As the unnumbered legions of my regular readers know, I'm not a big fan of Ohio's sentencing law. A less nuanced way of saying that is that I think it's stupid, especially where appellate review comes in.
So I'm not surprised by the outcome of Supreme Court's decision yesterday in State v. Marcum. Marcum was convicted of setting up a meth lab in the house she shared with her children. She got ten years, the 4th District upheld that, and the Supreme Court unanimously affirmed. Dog bites man. No story here.
But boy, does Marcum open up a loophole.
Here's the backstory. Once upon a time (1996), in a land far, far away (Columbus), the legislature passed SB 2, a radical restructuring of Ohio's sentencing law. Not only did it do away with indeterminate sentences (a two-to-ten became a flat five), but it created "guided discretion" in sentencing. Judges were told the "principles and purposes of sentencing," and given a list of factors to consider - how serious was the crime, how likely was the offender to recidivate - in accomplishing that. The Big Idea of the law was consistency in sentencing: no more would you have one judge giving eight years and another two for the same crime upon a similar offender.
The whole thing went to hell pretty quickly. How's a judge, or anyone else, supposed to figure out how consistent her sentence is with other defendants? That's easy: the legislature created an agency to keep a database on sentences handed down by judges throughout the state.
They just never bothered to fund it.
So judges, left without any comparison data, went with their general inclinations. The appellate courts, left without any comparison data, became increasingly deferential to lower court decisions. The result is that a defendant who walks into the arraignment room in the Justice Center in Cuyahoga County with a child porn case will draw one of thirty-four judges, and, depending on which judge he draws, will be sentenced to anything between probation and twenty-five years in prison. And there's not a damn thing the court of appeals will do about it.

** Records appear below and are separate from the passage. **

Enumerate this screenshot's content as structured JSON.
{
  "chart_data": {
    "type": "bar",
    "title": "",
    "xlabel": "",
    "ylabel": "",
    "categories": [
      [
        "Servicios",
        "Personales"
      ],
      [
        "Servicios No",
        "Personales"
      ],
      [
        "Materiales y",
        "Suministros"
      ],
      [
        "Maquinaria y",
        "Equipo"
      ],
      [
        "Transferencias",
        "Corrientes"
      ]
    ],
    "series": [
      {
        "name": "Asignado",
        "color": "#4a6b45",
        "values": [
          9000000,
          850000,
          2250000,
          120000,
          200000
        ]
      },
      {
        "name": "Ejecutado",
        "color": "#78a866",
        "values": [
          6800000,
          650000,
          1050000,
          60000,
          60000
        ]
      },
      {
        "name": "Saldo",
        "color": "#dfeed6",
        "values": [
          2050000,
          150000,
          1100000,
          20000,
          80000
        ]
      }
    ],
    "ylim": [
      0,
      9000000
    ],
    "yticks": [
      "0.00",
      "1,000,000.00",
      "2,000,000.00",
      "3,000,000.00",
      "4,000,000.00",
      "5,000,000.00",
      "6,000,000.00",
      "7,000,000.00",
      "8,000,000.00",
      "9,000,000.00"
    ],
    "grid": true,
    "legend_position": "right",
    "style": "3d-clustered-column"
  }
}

That brings us back to Marcum. The issue was what standard appellate courts should apply in reviewing sentences. Marcum argued it was abuse of discretion. The court held instead held that review was governed by RC 2953.08(G)(2): the appellate court couldn't reverse or modify the sentence unless it found "clearly and convincingly" that the sentence was contrary to law, or that it was unsupported by the record.

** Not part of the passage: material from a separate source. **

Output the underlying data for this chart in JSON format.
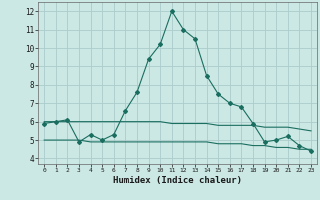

So why is this A Thing? Because there's been a split in the appellate courts between how they review normal sentences and how they review consecutive sentences. Since HB 86 restored the requirement of findings for imposition of consecutive sentences, virtually every court has moved from the "discretionary" standard to the statutory one; Marcum notes that only the 9th and 10th Districts have yet to jump on board with this.
But non-consecutive sentences are a different matter. There, a sentence is "contrary to law" only if the judge fails to consider the 2929.11 and 2929.12 factors, so a mere passing reference to those statutes is sufficient. (And the courts have also held that if the judge doesn't mention that she's considered them, it will be presumed that she did. If you figure out a way to overcome that presumption, please let me know, because I'm drawing a blank.)

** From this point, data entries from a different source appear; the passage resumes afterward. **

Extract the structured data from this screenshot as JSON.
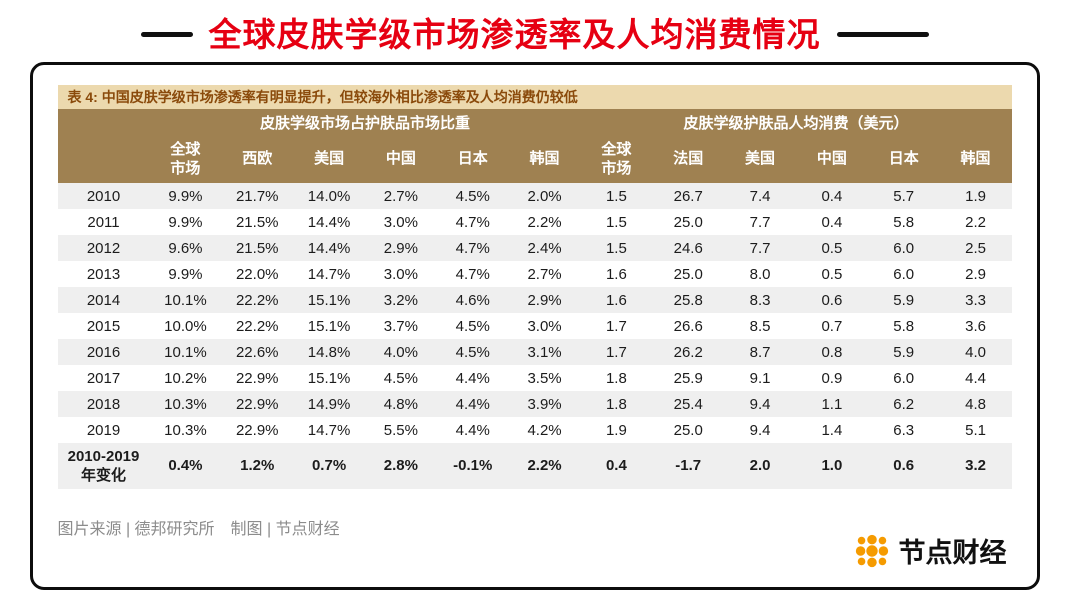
{
  "header": {
    "title": "全球皮肤学级市场渗透率及人均消费情况"
  },
  "chart_data": {
    "type": "table",
    "caption": "表 4: 中国皮肤学级市场渗透率有明显提升，但较海外相比渗透率及人均消费仍较低",
    "group_headers": [
      "皮肤学级市场占护肤品市场比重",
      "皮肤学级护肤品人均消费（美元）"
    ],
    "columns": [
      "全球\n市场",
      "西欧",
      "美国",
      "中国",
      "日本",
      "韩国",
      "全球\n市场",
      "法国",
      "美国",
      "中国",
      "日本",
      "韩国"
    ],
    "rows": [
      {
        "label": "2010",
        "values": [
          "9.9%",
          "21.7%",
          "14.0%",
          "2.7%",
          "4.5%",
          "2.0%",
          "1.5",
          "26.7",
          "7.4",
          "0.4",
          "5.7",
          "1.9"
        ]
      },
      {
        "label": "2011",
        "values": [
          "9.9%",
          "21.5%",
          "14.4%",
          "3.0%",
          "4.7%",
          "2.2%",
          "1.5",
          "25.0",
          "7.7",
          "0.4",
          "5.8",
          "2.2"
        ]
      },
      {
        "label": "2012",
        "values": [
          "9.6%",
          "21.5%",
          "14.4%",
          "2.9%",
          "4.7%",
          "2.4%",
          "1.5",
          "24.6",
          "7.7",
          "0.5",
          "6.0",
          "2.5"
        ]
      },
      {
        "label": "2013",
        "values": [
          "9.9%",
          "22.0%",
          "14.7%",
          "3.0%",
          "4.7%",
          "2.7%",
          "1.6",
          "25.0",
          "8.0",
          "0.5",
          "6.0",
          "2.9"
        ]
      },
      {
        "label": "2014",
        "values": [
          "10.1%",
          "22.2%",
          "15.1%",
          "3.2%",
          "4.6%",
          "2.9%",
          "1.6",
          "25.8",
          "8.3",
          "0.6",
          "5.9",
          "3.3"
        ]
      },
      {
        "label": "2015",
        "values": [
          "10.0%",
          "22.2%",
          "15.1%",
          "3.7%",
          "4.5%",
          "3.0%",
          "1.7",
          "26.6",
          "8.5",
          "0.7",
          "5.8",
          "3.6"
        ]
      },
      {
        "label": "2016",
        "values": [
          "10.1%",
          "22.6%",
          "14.8%",
          "4.0%",
          "4.5%",
          "3.1%",
          "1.7",
          "26.2",
          "8.7",
          "0.8",
          "5.9",
          "4.0"
        ]
      },
      {
        "label": "2017",
        "values": [
          "10.2%",
          "22.9%",
          "15.1%",
          "4.5%",
          "4.4%",
          "3.5%",
          "1.8",
          "25.9",
          "9.1",
          "0.9",
          "6.0",
          "4.4"
        ]
      },
      {
        "label": "2018",
        "values": [
          "10.3%",
          "22.9%",
          "14.9%",
          "4.8%",
          "4.4%",
          "3.9%",
          "1.8",
          "25.4",
          "9.4",
          "1.1",
          "6.2",
          "4.8"
        ]
      },
      {
        "label": "2019",
        "values": [
          "10.3%",
          "22.9%",
          "14.7%",
          "5.5%",
          "4.4%",
          "4.2%",
          "1.9",
          "25.0",
          "9.4",
          "1.4",
          "6.3",
          "5.1"
        ]
      }
    ],
    "change_row": {
      "label": "2010-2019\n年变化",
      "values": [
        "0.4%",
        "1.2%",
        "0.7%",
        "2.8%",
        "-0.1%",
        "2.2%",
        "0.4",
        "-1.7",
        "2.0",
        "1.0",
        "0.6",
        "3.2"
      ]
    }
  },
  "footer": {
    "source": "图片来源 | 德邦研究所　制图 | 节点财经",
    "logo_text": "节点财经"
  },
  "colors": {
    "title_red": "#e60012",
    "header_brown": "#9f8151",
    "caption_bg": "#ecd9ae",
    "caption_text": "#8a4a0b",
    "row_stripe": "#efefef",
    "logo_orange": "#f59b00"
  }
}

It gets worse, because if the judge has considered them, the resulting sentence is not reviewed for abuse of discretion, it's not reviewed at all. Typical is the 8th's decision just five months ago in State v. Green, where Green argued that the judge failed to properly consider the 2929.12 factors. What did the court say?
The decision as to how long a sentence should be - assuming it falls within a defined statutory range - is a pure exercise of discretion. Apart from any claim that the sentencing judge failed to fulfill a statutorily mandated obligation before imposing sentence, a sentence falling within the statutory range is unreviewable.
Well, not any more. Here's the money shot from Marcum:
It is fully consistent for appellate courts to review those sentences that are imposed solely after consideration of the factors in R.C. 2929.11 and 2929.12 under a standard that is equally deferential to the sentencing court. That is, an appellate court may vacate or modify any sentence that is not clearly and convincingly contrary to law only if the appellate court finds by clear and convincing evidence that the record does not support the sentence.
The opinion then concludes that the 4th District's "review of the record revealed that the facts amply supported the sentence," and that "we agree that the record supports the sentence." That's completely inconsistent with the holding of Green and other cases that so long as the sentence is within the boundaries fixed by the legislature, it's unreviewable.
Let's not put on the party hats. Showing that a sentence is "clearly and unconvincingly unsupported by the record" is still a pretty tall undertaking. (And keep in mind that the burden is on the defendant to show that the sentence isn't supported, not on the court to show that it is.) Still, up until yesterday, unless a judge gave somebody eight years on a felony three, there was no practical way to attack that sentence. Now there is. And that's something.